Teacher Burnout

” In teaching you cannot see the fruit of a day’s work.  It is invisible and remains so, maybe for twenty years.”  – Jacques Barzun.

Merriam-Webster defines burnout as “ Exhaustion of physical or emotional strength or motivation usually as a result of prolonged stress or frustration.” Teaching is a very stressful and often thankless profession.  Many teachers, especially those with perfectionist tendencies, end up suffering from burnout. Teachers often work under pressure and with students who can be disengaged and difficult to control.  Furthermore, it is hard to measure productivity in the teaching profession, and teachers do not fully control the learning process because there are too many non-teacher variables in that process.  Many teachers find it difficult to cope with high levels of uncertainty, a feeling that they are undervalued, and the fact that they are often evaluated primarily on the basis of student performance.   They also have very heavy workloads and feel overwhelmed at times.

Many studies have found that almost 50 percent of all teachers leave the profession within the first five years of service.  Some of them leave because of burnout.

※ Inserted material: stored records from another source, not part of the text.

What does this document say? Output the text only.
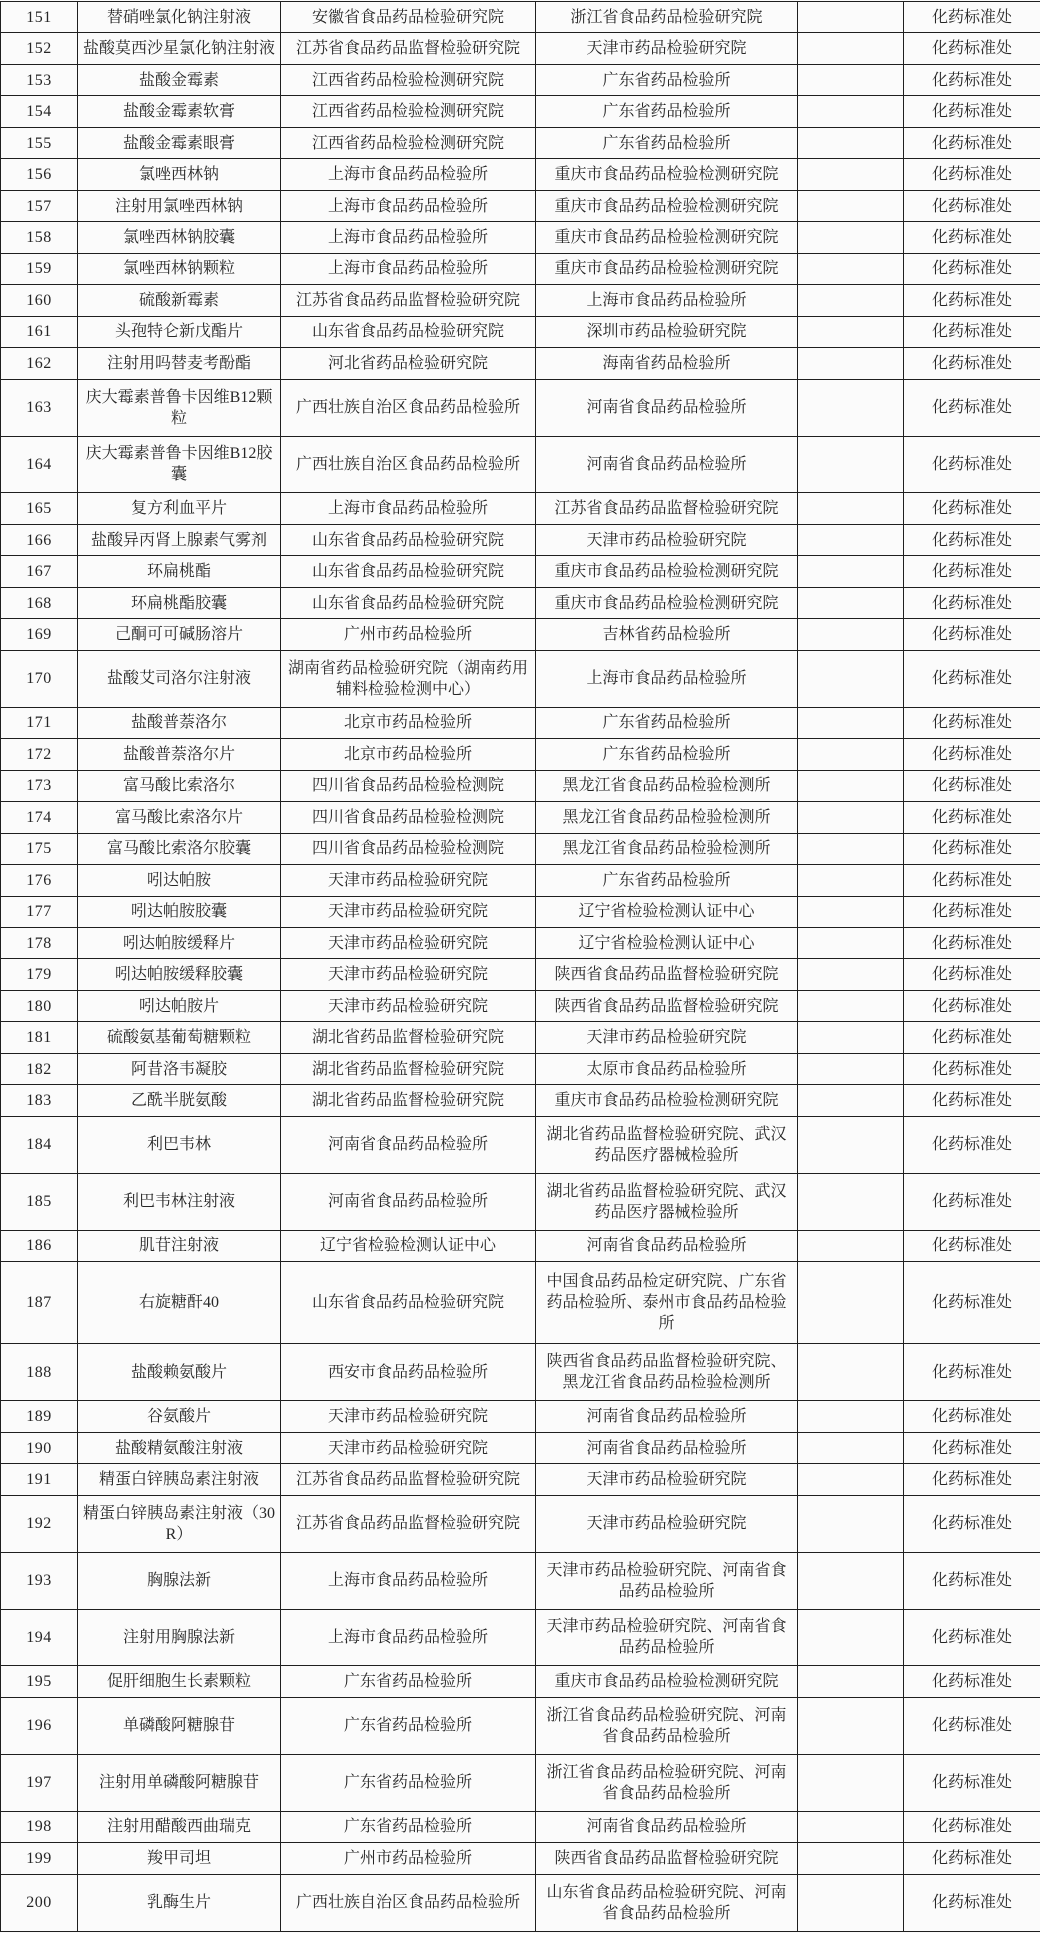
151	替硝唑氯化钠注射液	安徽省食品药品检验研究院	浙江省食品药品检验研究院		化药标准处
152	盐酸莫西沙星氯化钠注射液	江苏省食品药品监督检验研究院	天津市药品检验研究院		化药标准处
153	盐酸金霉素	江西省药品检验检测研究院	广东省药品检验所		化药标准处
154	盐酸金霉素软膏	江西省药品检验检测研究院	广东省药品检验所		化药标准处
155	盐酸金霉素眼膏	江西省药品检验检测研究院	广东省药品检验所		化药标准处
156	氯唑西林钠	上海市食品药品检验所	重庆市食品药品检验检测研究院		化药标准处
157	注射用氯唑西林钠	上海市食品药品检验所	重庆市食品药品检验检测研究院		化药标准处
158	氯唑西林钠胶囊	上海市食品药品检验所	重庆市食品药品检验检测研究院		化药标准处
159	氯唑西林钠颗粒	上海市食品药品检验所	重庆市食品药品检验检测研究院		化药标准处
160	硫酸新霉素	江苏省食品药品监督检验研究院	上海市食品药品检验所		化药标准处
161	头孢特仑新戊酯片	山东省食品药品检验研究院	深圳市药品检验研究院		化药标准处
162	注射用吗替麦考酚酯	河北省药品检验研究院	海南省药品检验所		化药标准处
163	庆大霉素普鲁卡因维B12颗粒	广西壮族自治区食品药品检验所	河南省食品药品检验所		化药标准处
164	庆大霉素普鲁卡因维B12胶囊	广西壮族自治区食品药品检验所	河南省食品药品检验所		化药标准处
165	复方利血平片	上海市食品药品检验所	江苏省食品药品监督检验研究院		化药标准处
166	盐酸异丙肾上腺素气雾剂	山东省食品药品检验研究院	天津市药品检验研究院		化药标准处
167	环扁桃酯	山东省食品药品检验研究院	重庆市食品药品检验检测研究院		化药标准处
168	环扁桃酯胶囊	山东省食品药品检验研究院	重庆市食品药品检验检测研究院		化药标准处
169	己酮可可碱肠溶片	广州市药品检验所	吉林省药品检验所		化药标准处
170	盐酸艾司洛尔注射液	湖南省药品检验研究院（湖南药用辅料检验检测中心）	上海市食品药品检验所		化药标准处
171	盐酸普萘洛尔	北京市药品检验所	广东省药品检验所		化药标准处
172	盐酸普萘洛尔片	北京市药品检验所	广东省药品检验所		化药标准处
173	富马酸比索洛尔	四川省食品药品检验检测院	黑龙江省食品药品检验检测所		化药标准处
174	富马酸比索洛尔片	四川省食品药品检验检测院	黑龙江省食品药品检验检测所		化药标准处
175	富马酸比索洛尔胶囊	四川省食品药品检验检测院	黑龙江省食品药品检验检测所		化药标准处
176	吲达帕胺	天津市药品检验研究院	广东省药品检验所		化药标准处
177	吲达帕胺胶囊	天津市药品检验研究院	辽宁省检验检测认证中心		化药标准处
178	吲达帕胺缓释片	天津市药品检验研究院	辽宁省检验检测认证中心		化药标准处
179	吲达帕胺缓释胶囊	天津市药品检验研究院	陕西省食品药品监督检验研究院		化药标准处
180	吲达帕胺片	天津市药品检验研究院	陕西省食品药品监督检验研究院		化药标准处
181	硫酸氨基葡萄糖颗粒	湖北省药品监督检验研究院	天津市药品检验研究院		化药标准处
182	阿昔洛韦凝胶	湖北省药品监督检验研究院	太原市食品药品检验所		化药标准处
183	乙酰半胱氨酸	湖北省药品监督检验研究院	重庆市食品药品检验检测研究院		化药标准处
184	利巴韦林	河南省食品药品检验所	湖北省药品监督检验研究院、武汉药品医疗器械检验所		化药标准处
185	利巴韦林注射液	河南省食品药品检验所	湖北省药品监督检验研究院、武汉药品医疗器械检验所		化药标准处
186	肌苷注射液	辽宁省检验检测认证中心	河南省食品药品检验所		化药标准处
187	右旋糖酐40	山东省食品药品检验研究院	中国食品药品检定研究院、广东省药品检验所、泰州市食品药品检验所		化药标准处
188	盐酸赖氨酸片	西安市食品药品检验所	陕西省食品药品监督检验研究院、黑龙江省食品药品检验检测所		化药标准处
189	谷氨酸片	天津市药品检验研究院	河南省食品药品检验所		化药标准处
190	盐酸精氨酸注射液	天津市药品检验研究院	河南省食品药品检验所		化药标准处
191	精蛋白锌胰岛素注射液	江苏省食品药品监督检验研究院	天津市药品检验研究院		化药标准处
192	精蛋白锌胰岛素注射液（30R）	江苏省食品药品监督检验研究院	天津市药品检验研究院		化药标准处
193	胸腺法新	上海市食品药品检验所	天津市药品检验研究院、河南省食品药品检验所		化药标准处
194	注射用胸腺法新	上海市食品药品检验所	天津市药品检验研究院、河南省食品药品检验所		化药标准处
195	促肝细胞生长素颗粒	广东省药品检验所	重庆市食品药品检验检测研究院		化药标准处
196	单磷酸阿糖腺苷	广东省药品检验所	浙江省食品药品检验研究院、河南省食品药品检验所		化药标准处
197	注射用单磷酸阿糖腺苷	广东省药品检验所	浙江省食品药品检验研究院、河南省食品药品检验所		化药标准处
198	注射用醋酸西曲瑞克	广东省药品检验所	河南省食品药品检验所		化药标准处
199	羧甲司坦	广州市药品检验所	陕西省食品药品监督检验研究院		化药标准处
200	乳酶生片	广西壮族自治区食品药品检验所	山东省食品药品检验研究院、河南省食品药品检验所		化药标准处
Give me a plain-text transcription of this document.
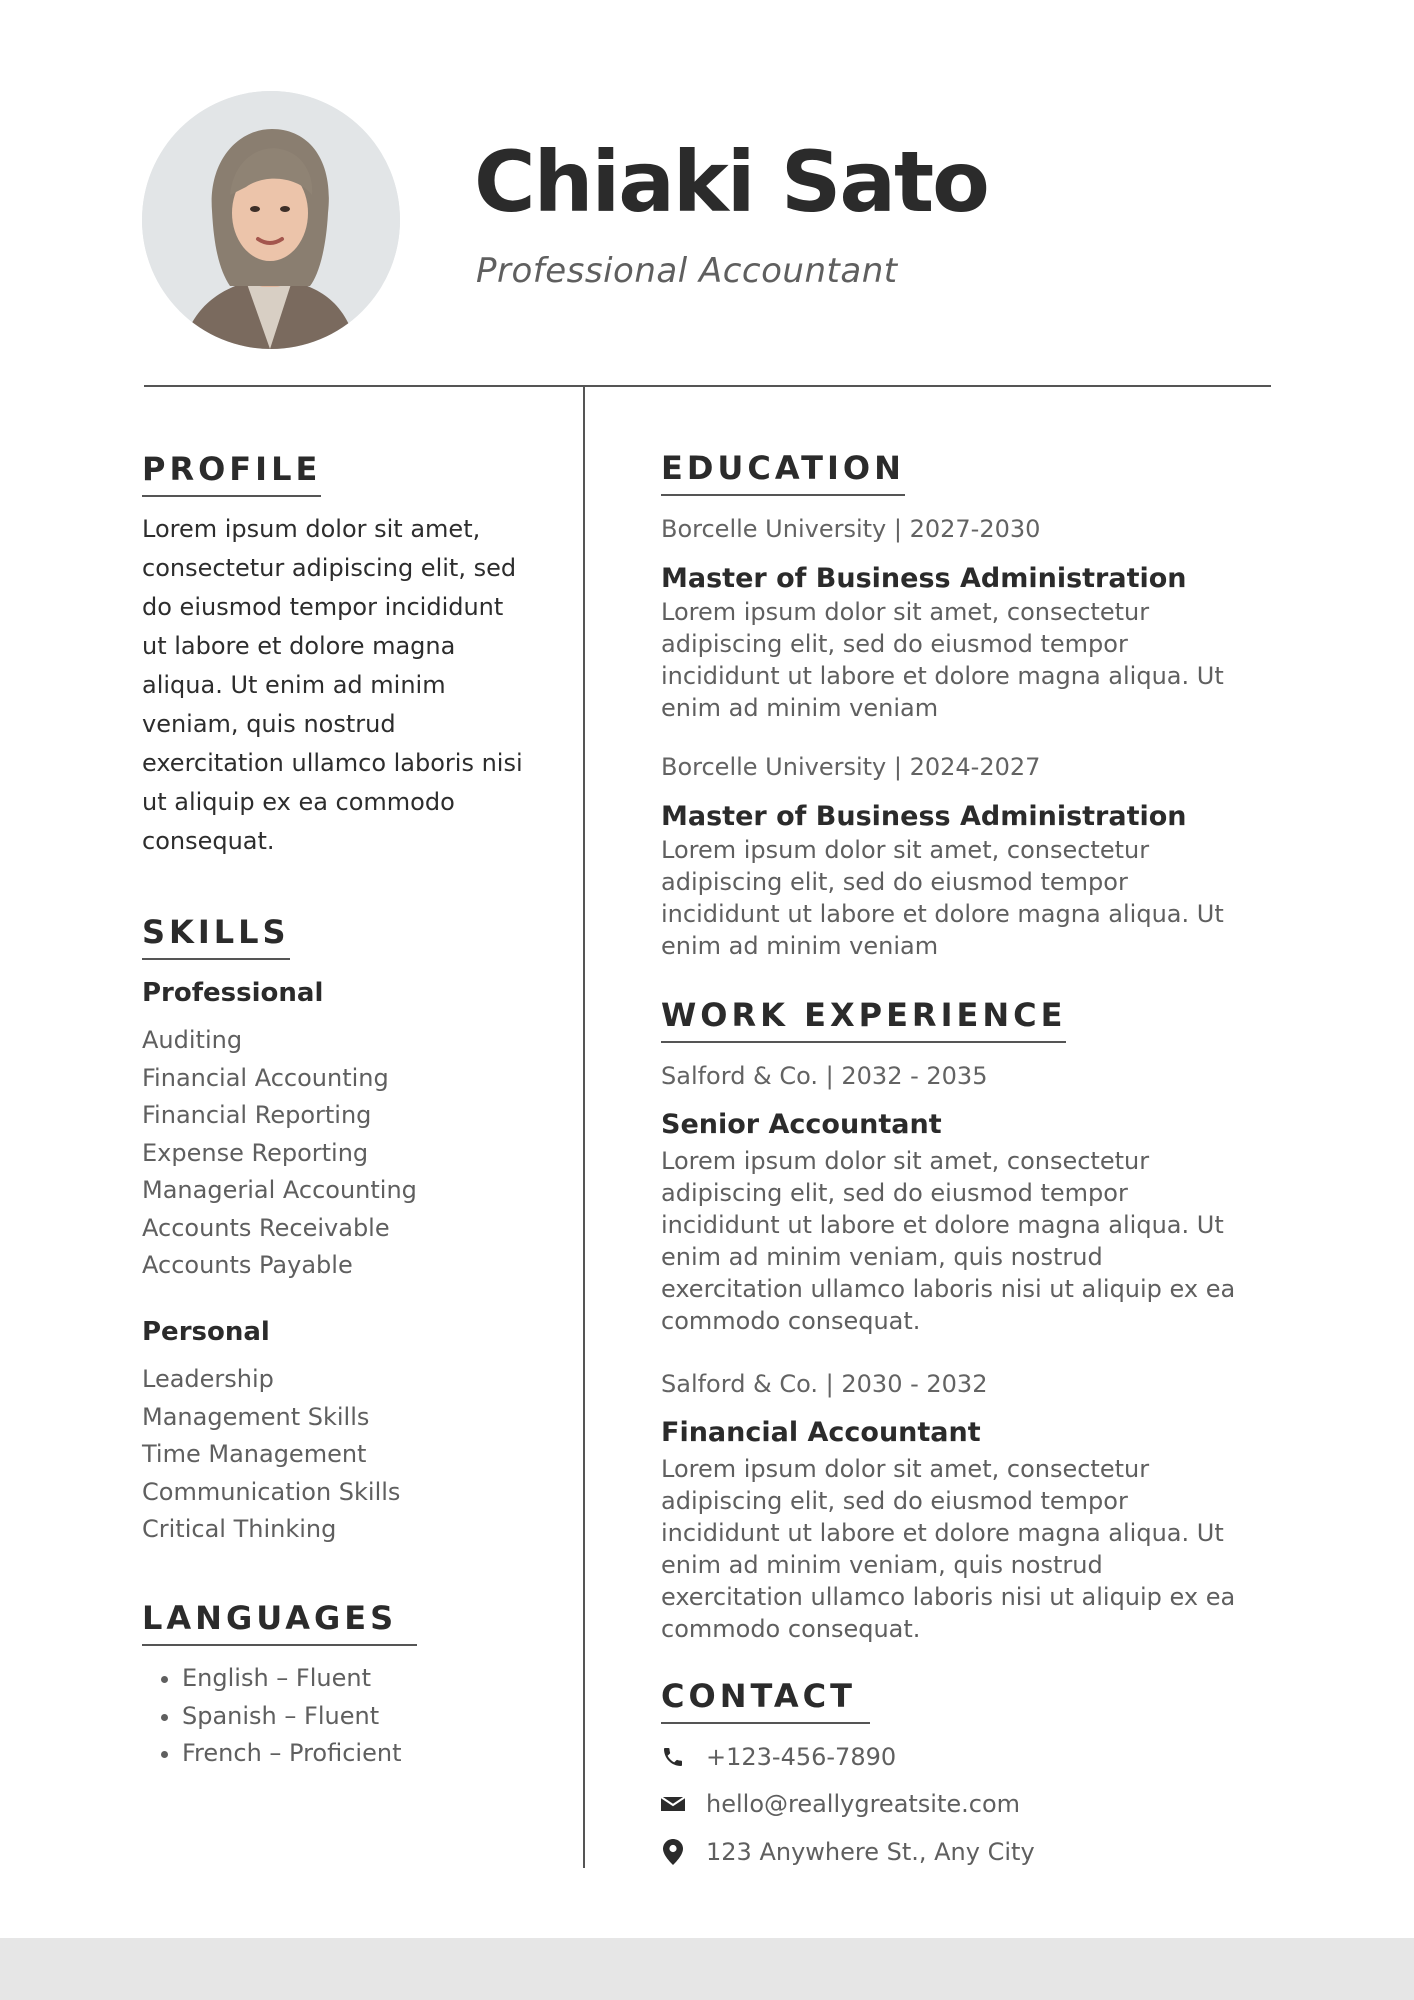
Chiaki Sato
Professional Accountant
PROFILE

Lorem ipsum dolor sit amet, consectetur adipiscing elit, sed do eiusmod tempor incididunt ut labore et dolore magna aliqua. Ut enim ad minim veniam, quis nostrud exercitation ullamco laboris nisi ut aliquip ex ea commodo consequat.

SKILLS
Professional
Auditing
Financial Accounting
Financial Reporting
Expense Reporting
Managerial Accounting
Accounts Receivable
Accounts Payable
Personal
Leadership
Management Skills
Time Management
Communication Skills
Critical Thinking
LANGUAGES
• English – Fluent
• Spanish – Fluent
• French – Proficient
EDUCATION
Borcelle University | 2027-2030
Master of Business Administration

Lorem ipsum dolor sit amet, consectetur adipiscing elit, sed do eiusmod tempor incididunt ut labore et dolore magna aliqua. Ut enim ad minim veniam

Borcelle University | 2024-2027
Master of Business Administration

Lorem ipsum dolor sit amet, consectetur adipiscing elit, sed do eiusmod tempor incididunt ut labore et dolore magna aliqua. Ut enim ad minim veniam

WORK EXPERIENCE
Salford & Co. | 2032 - 2035
Senior Accountant

Lorem ipsum dolor sit amet, consectetur adipiscing elit, sed do eiusmod tempor incididunt ut labore et dolore magna aliqua. Ut enim ad minim veniam, quis nostrud exercitation ullamco laboris nisi ut aliquip ex ea commodo consequat.

Salford & Co. | 2030 - 2032
Financial Accountant

Lorem ipsum dolor sit amet, consectetur adipiscing elit, sed do eiusmod tempor incididunt ut labore et dolore magna aliqua. Ut enim ad minim veniam, quis nostrud exercitation ullamco laboris nisi ut aliquip ex ea commodo consequat.

CONTACT
+123-456-7890
hello@reallygreatsite.com
123 Anywhere St., Any City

Those who remain in the profession although they are experiencing burnout, just go through the daily motions of teaching , in an ineffective manner, without truly caring about student outcomes.

In May 2000, the National Association of Head Teachers in Great Britain discovered that 40 percent of teachers had visited doctors with stress-related problems in 1999.

Most researchers find that teachers experiencing burnout report feelings of frustration, loss of enthusiasm, low energy levels, overwork, and hopelessness.  They tend to suffer from tension headaches, irritability, sleep loss, exhaustion, and poor self-esteem.  They become less committed to their work and more cynical.  They complain about everything, develop negative attitudes and become unhappy at work.  Needless to say, their work performance and physical well-being usually deteriorate.  Absenteeism may become a problem.

The experts recommend that teachers take several measures to avoid burnout.  These include but are not limited to eating well, regular exercise, adequate sleep and relaxation, the pursuit of hobbies and interests which are not connected with teaching, social support from friends, relatives and groups, and recognition and celebration of one’s own achievements.  They also recommend the improvement of one’s emotional management skills, classroom management skills and problem-solving skills, since poor classroom management causes stress and poor student performance.  These experts also cite the importance of thorough planning and preparation of lessons and the consistent enforcement of classroom rules.  They also recommend teamwork to increase teacher engagement and additional professional development to improve performance.  They all agree that teachers should leave school problems at school.

The good news is that teacher burnout is curable.  Medical care and counselling will help and one can learn stress-management techniques.  Teachers who experience burnout can learn how to think positively, become more resilient, and regain their energy and enthusiasm for work.  They should also resist perfectionism in their approach to their work and complete important tasks well before deadlines.  The avoidance measures mentioned in the preceding paragraph also apply to recovery from teacher burnout.